Dengan menggunakan ujung sapu, Celyn mendorong tubuh Luna hingga menabrak tembok, “ini belum ada apa-apanya kalau lo berani berbuat lebih dari ini. Sebagai hukumannya lo harus kerjain semua tugas kita bertiga dan harus udah siap besok sebelum kita bertiga sampai di sekolah. Kalau sampai lo gak bisa selesaian tepat waktu lebih dari ini gue bakalan siksa lo. DENGER LO GUDIKK,” Celyn masih dengan sapu yang di pegang mendorong kepala Luna sampai menabrak tembok.

Valeria- teman Celyn juga ikut ikutan menendadang tulang kering Luna yang di tekuk guna melindungi kepalanya. Seakan belum puas Siska- juga ikut mendorong bahu Luna menggunakan kakinya.


~'~'~'~'~'~


Kalau di tanya mengapa Luna tidak perna melawan Celyn dkk?

Jawabannya Luna perna melawan bahka sampai berkata baik-baik kepada ketiganya. Tapi apa yang Luna dapatkan selain siksaan yang lebih dari ini.

Mengapa Luna tidak perna melaporkan hal tersebut kepada pihak sekolah?

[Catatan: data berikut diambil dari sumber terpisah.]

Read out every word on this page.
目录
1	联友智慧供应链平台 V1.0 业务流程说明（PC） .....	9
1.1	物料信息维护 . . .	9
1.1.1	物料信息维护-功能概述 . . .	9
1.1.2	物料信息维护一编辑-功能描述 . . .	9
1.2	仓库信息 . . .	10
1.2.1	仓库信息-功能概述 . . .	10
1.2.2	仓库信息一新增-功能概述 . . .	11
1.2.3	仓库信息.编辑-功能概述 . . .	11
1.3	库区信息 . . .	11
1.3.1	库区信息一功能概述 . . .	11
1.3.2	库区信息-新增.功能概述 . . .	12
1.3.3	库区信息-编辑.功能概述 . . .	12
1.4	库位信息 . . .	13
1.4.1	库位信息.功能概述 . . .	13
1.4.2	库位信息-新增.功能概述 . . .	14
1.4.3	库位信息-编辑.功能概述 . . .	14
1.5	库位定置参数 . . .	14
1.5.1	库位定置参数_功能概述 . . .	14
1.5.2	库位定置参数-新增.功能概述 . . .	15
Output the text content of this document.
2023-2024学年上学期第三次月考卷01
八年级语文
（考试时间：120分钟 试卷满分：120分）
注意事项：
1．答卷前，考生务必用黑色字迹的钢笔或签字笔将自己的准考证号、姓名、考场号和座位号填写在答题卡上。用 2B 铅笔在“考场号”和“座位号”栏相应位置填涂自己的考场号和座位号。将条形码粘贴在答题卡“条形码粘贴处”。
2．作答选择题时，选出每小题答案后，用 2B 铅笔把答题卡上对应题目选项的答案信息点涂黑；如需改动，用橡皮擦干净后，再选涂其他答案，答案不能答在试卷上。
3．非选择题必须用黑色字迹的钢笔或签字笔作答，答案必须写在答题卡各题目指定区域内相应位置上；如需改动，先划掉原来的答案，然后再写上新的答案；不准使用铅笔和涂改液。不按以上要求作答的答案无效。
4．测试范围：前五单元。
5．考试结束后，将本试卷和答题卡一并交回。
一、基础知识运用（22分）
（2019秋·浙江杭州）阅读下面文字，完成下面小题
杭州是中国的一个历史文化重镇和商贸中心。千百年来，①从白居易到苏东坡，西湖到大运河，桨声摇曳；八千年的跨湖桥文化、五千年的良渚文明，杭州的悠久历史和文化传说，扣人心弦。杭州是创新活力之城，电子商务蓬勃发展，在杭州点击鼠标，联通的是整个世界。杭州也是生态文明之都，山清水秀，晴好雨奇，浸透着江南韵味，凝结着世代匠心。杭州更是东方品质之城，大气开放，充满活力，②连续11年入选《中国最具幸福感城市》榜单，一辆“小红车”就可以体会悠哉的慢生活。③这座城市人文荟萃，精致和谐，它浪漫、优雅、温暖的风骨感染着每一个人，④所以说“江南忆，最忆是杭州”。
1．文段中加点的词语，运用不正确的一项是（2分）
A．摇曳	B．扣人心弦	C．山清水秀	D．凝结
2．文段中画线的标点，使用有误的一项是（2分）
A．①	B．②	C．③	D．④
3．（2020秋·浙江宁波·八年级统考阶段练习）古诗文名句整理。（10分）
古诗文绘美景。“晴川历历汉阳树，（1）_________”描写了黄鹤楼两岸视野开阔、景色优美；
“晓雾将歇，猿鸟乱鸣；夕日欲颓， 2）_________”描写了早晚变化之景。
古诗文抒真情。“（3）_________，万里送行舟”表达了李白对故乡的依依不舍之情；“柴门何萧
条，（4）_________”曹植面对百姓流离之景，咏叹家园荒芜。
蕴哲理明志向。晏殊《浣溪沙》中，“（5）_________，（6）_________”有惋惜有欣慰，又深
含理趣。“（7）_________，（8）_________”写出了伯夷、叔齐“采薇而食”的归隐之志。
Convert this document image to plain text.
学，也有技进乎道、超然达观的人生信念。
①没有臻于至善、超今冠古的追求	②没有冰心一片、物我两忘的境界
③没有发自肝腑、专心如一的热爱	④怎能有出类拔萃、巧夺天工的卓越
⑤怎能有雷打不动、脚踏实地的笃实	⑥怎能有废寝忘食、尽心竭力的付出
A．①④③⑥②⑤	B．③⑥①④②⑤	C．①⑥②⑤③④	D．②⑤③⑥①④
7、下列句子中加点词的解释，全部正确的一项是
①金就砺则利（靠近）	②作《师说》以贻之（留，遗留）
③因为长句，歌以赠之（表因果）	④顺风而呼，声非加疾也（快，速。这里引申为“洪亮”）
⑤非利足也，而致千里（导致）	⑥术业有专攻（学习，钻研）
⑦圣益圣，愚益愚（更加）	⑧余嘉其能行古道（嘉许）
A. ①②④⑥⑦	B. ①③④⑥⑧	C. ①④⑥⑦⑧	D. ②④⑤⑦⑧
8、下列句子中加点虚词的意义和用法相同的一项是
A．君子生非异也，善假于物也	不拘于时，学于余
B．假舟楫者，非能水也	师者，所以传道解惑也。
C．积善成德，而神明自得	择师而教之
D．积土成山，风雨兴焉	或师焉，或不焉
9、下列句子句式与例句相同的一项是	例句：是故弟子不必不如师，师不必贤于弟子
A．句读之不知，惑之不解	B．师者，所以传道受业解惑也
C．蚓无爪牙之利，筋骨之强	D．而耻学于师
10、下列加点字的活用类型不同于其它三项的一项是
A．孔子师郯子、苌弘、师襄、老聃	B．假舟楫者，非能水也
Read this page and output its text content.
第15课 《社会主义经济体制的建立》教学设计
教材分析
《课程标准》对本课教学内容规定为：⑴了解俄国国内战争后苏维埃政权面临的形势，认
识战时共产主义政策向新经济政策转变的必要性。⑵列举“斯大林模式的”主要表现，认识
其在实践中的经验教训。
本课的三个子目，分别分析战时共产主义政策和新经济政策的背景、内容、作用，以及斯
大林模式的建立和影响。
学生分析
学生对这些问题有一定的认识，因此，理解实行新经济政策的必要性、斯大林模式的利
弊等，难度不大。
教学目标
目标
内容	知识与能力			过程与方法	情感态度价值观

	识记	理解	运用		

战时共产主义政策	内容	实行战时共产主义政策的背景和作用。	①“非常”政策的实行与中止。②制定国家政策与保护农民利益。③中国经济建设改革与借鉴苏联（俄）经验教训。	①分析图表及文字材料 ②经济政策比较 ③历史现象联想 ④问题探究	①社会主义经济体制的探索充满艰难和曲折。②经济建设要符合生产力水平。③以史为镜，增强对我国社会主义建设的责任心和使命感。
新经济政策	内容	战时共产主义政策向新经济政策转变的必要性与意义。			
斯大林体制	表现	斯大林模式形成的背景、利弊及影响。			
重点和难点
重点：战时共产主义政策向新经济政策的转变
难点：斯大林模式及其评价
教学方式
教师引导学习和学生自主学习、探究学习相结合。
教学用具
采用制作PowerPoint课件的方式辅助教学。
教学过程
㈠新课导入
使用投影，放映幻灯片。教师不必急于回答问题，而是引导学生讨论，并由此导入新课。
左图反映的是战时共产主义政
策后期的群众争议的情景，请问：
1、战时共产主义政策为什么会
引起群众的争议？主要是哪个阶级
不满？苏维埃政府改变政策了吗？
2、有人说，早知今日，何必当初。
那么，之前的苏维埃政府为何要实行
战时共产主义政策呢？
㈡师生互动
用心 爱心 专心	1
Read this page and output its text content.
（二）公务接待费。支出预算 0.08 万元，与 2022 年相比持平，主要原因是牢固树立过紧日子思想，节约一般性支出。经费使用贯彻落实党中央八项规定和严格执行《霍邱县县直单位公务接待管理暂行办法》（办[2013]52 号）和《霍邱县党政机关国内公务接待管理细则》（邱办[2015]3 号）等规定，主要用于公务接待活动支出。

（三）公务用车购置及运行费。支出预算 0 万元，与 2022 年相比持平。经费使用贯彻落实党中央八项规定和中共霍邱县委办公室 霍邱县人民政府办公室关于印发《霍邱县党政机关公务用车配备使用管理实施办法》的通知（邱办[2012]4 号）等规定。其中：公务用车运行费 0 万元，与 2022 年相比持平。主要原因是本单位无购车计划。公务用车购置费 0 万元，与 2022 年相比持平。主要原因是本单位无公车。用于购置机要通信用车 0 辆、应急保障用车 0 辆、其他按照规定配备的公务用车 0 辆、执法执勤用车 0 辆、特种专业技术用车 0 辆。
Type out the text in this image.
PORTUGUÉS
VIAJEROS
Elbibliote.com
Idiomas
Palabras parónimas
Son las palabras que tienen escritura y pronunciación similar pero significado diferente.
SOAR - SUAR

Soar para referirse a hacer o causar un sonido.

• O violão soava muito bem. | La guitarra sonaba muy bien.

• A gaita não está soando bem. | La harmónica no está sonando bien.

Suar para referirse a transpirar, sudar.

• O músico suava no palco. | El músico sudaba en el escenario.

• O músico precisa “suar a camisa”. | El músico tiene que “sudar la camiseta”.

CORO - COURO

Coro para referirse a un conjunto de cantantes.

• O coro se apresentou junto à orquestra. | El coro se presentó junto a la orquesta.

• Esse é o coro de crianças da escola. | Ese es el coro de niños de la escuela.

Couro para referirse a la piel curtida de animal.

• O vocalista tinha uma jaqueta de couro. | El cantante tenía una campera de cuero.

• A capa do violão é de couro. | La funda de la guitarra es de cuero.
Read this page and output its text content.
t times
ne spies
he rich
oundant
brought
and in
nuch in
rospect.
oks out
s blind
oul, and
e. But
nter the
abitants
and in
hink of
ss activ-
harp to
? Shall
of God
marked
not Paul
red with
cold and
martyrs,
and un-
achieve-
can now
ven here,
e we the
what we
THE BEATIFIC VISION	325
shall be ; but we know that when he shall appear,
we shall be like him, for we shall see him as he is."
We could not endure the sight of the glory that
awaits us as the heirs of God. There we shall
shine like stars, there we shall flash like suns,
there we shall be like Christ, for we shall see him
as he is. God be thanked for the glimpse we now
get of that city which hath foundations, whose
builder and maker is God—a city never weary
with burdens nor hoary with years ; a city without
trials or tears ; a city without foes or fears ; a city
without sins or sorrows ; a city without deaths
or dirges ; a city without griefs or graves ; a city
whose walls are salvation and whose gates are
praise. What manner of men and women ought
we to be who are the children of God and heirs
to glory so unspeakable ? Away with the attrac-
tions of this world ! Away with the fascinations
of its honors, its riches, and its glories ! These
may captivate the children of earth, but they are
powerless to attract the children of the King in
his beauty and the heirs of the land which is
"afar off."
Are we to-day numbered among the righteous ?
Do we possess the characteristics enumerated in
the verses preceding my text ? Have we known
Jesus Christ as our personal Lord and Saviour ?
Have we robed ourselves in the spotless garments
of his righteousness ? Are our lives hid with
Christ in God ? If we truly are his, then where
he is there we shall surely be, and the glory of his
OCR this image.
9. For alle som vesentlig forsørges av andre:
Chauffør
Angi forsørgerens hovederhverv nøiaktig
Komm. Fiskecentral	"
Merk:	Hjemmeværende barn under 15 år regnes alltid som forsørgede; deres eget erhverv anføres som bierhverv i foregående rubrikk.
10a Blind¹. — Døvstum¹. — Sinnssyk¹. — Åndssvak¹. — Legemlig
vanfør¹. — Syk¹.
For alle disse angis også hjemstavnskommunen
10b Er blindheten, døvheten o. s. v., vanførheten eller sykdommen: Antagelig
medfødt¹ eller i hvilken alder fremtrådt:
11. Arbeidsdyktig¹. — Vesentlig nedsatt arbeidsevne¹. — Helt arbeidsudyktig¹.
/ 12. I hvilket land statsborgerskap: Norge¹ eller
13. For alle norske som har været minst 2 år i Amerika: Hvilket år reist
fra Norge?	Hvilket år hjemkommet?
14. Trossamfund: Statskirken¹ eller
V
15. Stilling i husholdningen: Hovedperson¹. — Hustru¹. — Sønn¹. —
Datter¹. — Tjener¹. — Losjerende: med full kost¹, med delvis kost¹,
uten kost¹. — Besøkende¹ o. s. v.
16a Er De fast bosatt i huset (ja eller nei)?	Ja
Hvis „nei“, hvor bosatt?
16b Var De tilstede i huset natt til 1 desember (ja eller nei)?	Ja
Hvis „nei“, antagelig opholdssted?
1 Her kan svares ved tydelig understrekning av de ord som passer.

Kalau pertanyaan seperti itu di jawab dengan pertananyaan yang lebih logika, apa yang lebih di butuhkan dari uang atau membela orang miskin yang gak punya apa-apa? Bukankah uang adalah segalanya, bagi orang yang tidak punya rasa kemanusian.

Luna yang melanjutkan sekolah dengan kemampuannya dalam bidang pendidikan yang dapat digunakan pihak sekolah untuk menaikkan akreditas. Karena selama 3 tahun Luna sekolah si SMP Cendrawasi, jika dijumlahkan gadis itu sudah menyumbang sebanyak 10 mendali emas dan juga 3 mendali perunggu dalam kategori bermacam-macam mulai dari olimpiade kimia , fisika, sampai matematika dari tingkat kota sampai nasional.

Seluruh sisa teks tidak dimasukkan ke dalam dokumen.